A Torino le classiche premiazioni di fine stagione officiate dal Comitato FISI Alpi Occidentali, con il direttore tecnico e il preparatore atletico della nazionale femminile che hanno ricevuto i titoli più attesi. Riconoscimento speciale per Antony Casula.
La “Valanga Rosa”, uscita da un altro inverno straordinario tra Coppa del Mondo e Olimpiadi, è assoluta protagonista del premio “Gli Allenatori”, con il Direttore tecnico delle squadre nazionali femminili, il frabosano Gianluca Rulfi, e il preparatore atletico delle azzurre della velocità, il saluzzese Alberto Parola, a ricevere i riconoscimenti più importanti per il 2026 del tradizionale appuntamento targato FISI Alpi Occidentali.
Oltre ai tecnici della nazionale italiana, un titolo speciale per l’allenatore di quella cilena, Antony Casula, anch’egli risultato tra i riconoscimenti voluti dal gruppo Montagnedoc, che promuove e organizza dal 2017, con il supporto delle istituzioni pubbliche e di sponsor privati e in collaborazione con lo Sci Club GIS-Giornalisti Italiani Sciatori, il premio “Gli Allenatori”.
Per la consegna dei premi, sabato pomeriggio alla Cascina Marchesa di corso Regina Margherita a Torino, si sono dati appuntamento tecnici, dirigenti sportivi, esponenti del mondo politico e amministrativo, imprenditori del turismo invernale, per tributare il giusto riconoscimento agli allenatori e e ai tecnici distintisi nella stagione 2025-2026, oltre che per riflettere sul futuro della filiera turistica invernale nelle montagne olimpiche piemontesi.

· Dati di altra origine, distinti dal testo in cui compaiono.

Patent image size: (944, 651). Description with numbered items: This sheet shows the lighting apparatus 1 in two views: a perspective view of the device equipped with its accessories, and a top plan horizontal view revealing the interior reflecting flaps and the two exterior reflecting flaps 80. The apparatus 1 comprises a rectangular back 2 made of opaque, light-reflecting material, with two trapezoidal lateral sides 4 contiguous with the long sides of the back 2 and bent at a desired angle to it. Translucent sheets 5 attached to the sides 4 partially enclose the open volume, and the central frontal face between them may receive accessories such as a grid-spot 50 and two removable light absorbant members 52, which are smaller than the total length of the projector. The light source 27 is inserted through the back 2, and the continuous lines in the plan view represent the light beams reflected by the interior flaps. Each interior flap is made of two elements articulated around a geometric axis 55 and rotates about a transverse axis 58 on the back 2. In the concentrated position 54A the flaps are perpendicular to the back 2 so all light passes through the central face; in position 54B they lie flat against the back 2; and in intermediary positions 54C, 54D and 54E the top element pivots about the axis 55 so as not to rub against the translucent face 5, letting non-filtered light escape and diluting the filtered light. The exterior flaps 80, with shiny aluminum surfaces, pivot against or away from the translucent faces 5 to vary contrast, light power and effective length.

La FISI era rappresentata dal Consigliere federale Pietro Marocco, dal numero 1 regionale Pietro Blengini e da altri dirigenti e tecnici nazionali e regionali. Gianluca Rulfi ha vinto per la terza volta in 10 anni il premio al miglior allenatore, perché la squadra nazionale azzurra, che guida con sapienza tecnica e grande capacità di gestione delle atlete, anche nell’annata appena conclusa ha entusiasmato i tifosi, con le due medaglie d’oro olimpiche in Gigante e in Super-G di Federica Brignone, con la medaglia di bronzo in Discesa di Sofia Goggia e con le Coppe del Mondo di Discesa e di Super-G vinte rispettivamente da Laura Pirovano e dalla stessa Goggia.

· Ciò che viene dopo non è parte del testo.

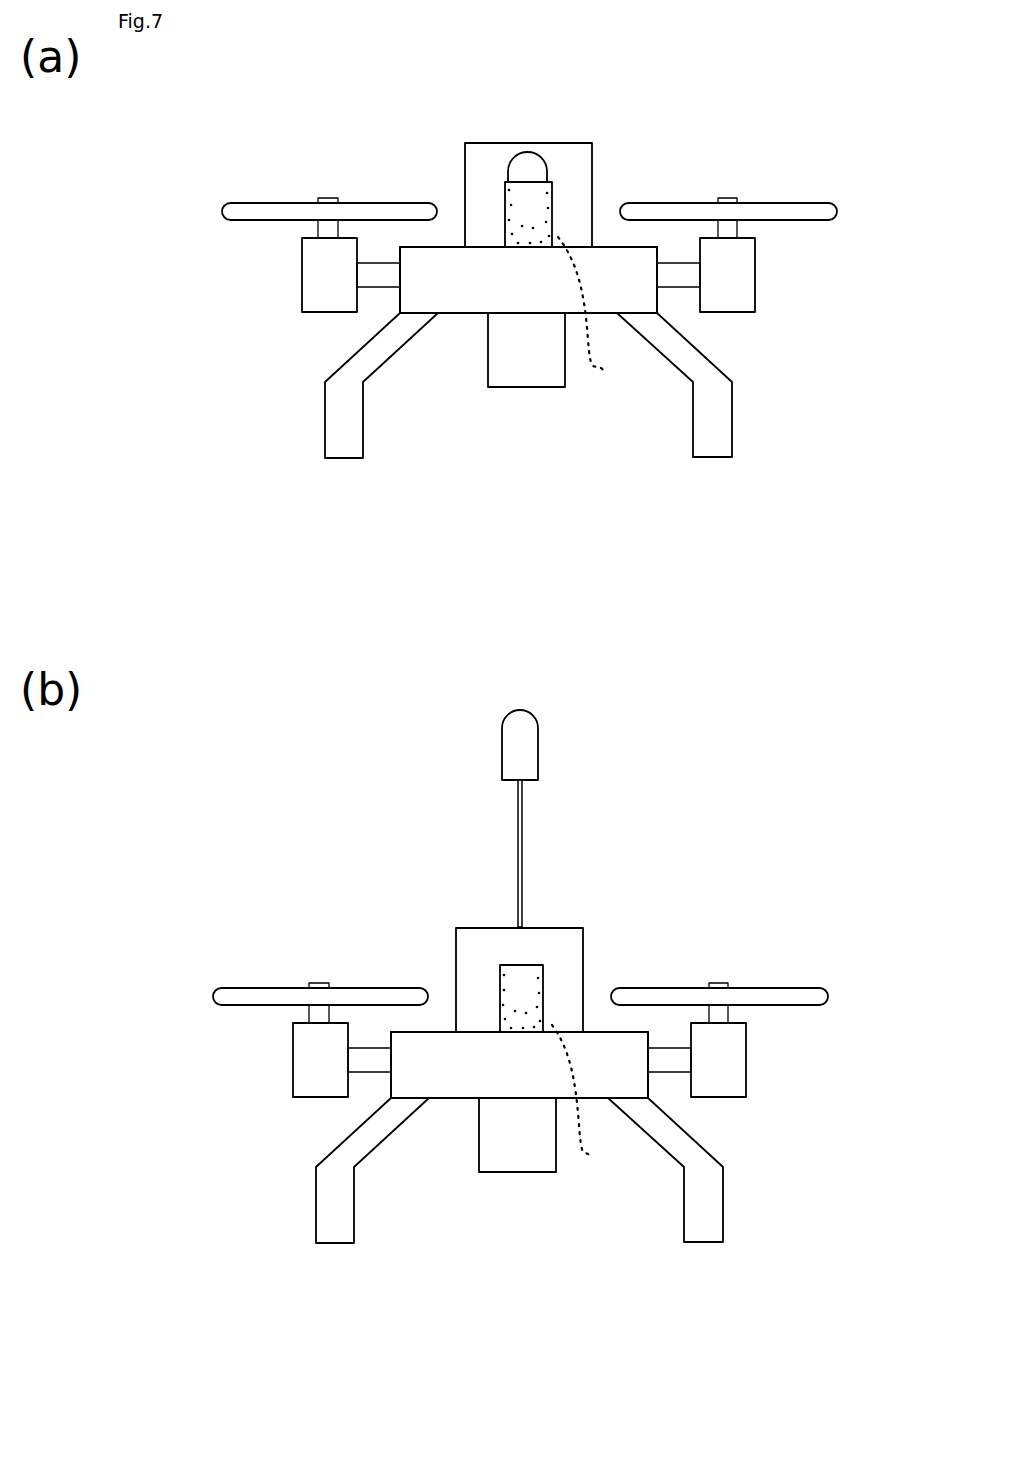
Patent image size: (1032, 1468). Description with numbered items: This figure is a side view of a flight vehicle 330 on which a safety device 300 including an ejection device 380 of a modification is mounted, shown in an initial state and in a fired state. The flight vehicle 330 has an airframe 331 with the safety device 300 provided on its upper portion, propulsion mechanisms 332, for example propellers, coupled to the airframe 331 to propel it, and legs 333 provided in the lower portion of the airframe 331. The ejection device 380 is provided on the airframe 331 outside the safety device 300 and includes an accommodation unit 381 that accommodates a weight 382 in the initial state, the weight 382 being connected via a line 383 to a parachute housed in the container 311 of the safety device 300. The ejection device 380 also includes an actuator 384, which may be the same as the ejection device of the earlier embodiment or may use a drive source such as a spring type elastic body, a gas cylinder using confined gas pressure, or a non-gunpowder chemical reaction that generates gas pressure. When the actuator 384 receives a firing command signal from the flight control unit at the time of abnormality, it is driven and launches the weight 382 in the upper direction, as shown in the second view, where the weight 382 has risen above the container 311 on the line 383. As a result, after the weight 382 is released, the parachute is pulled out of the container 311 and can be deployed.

Anche Alberto Parola, istruttore nazionale di sci, è uno degli artefici dei successi delle “donne jet” italiane, avendo curato la preparazione atletica di Laura Pirovano, Nicol e Nadia Delago, Roberta Melesi, Ilaria Ghisalberti e Asja Zenere. Ha invece trovato in Cile la via giusta per entrare da protagonista nel circo bianco Antony Casula, il vincitore del premio speciale dell’edizione 2026, che ha fatto crescere nel massimo circuito mondiale il talento di Henrik Von Appen, il primo sciatore sudamericano ad ottenere con regolarità punti in Coppa del Mondo, con un eccellente 14° posto in Super-G a Beaver Creek come miglior risultato in assoluto nel 2022, e che proprio un paio di giorni fa ha annunciato il ritiro dall’agonismo.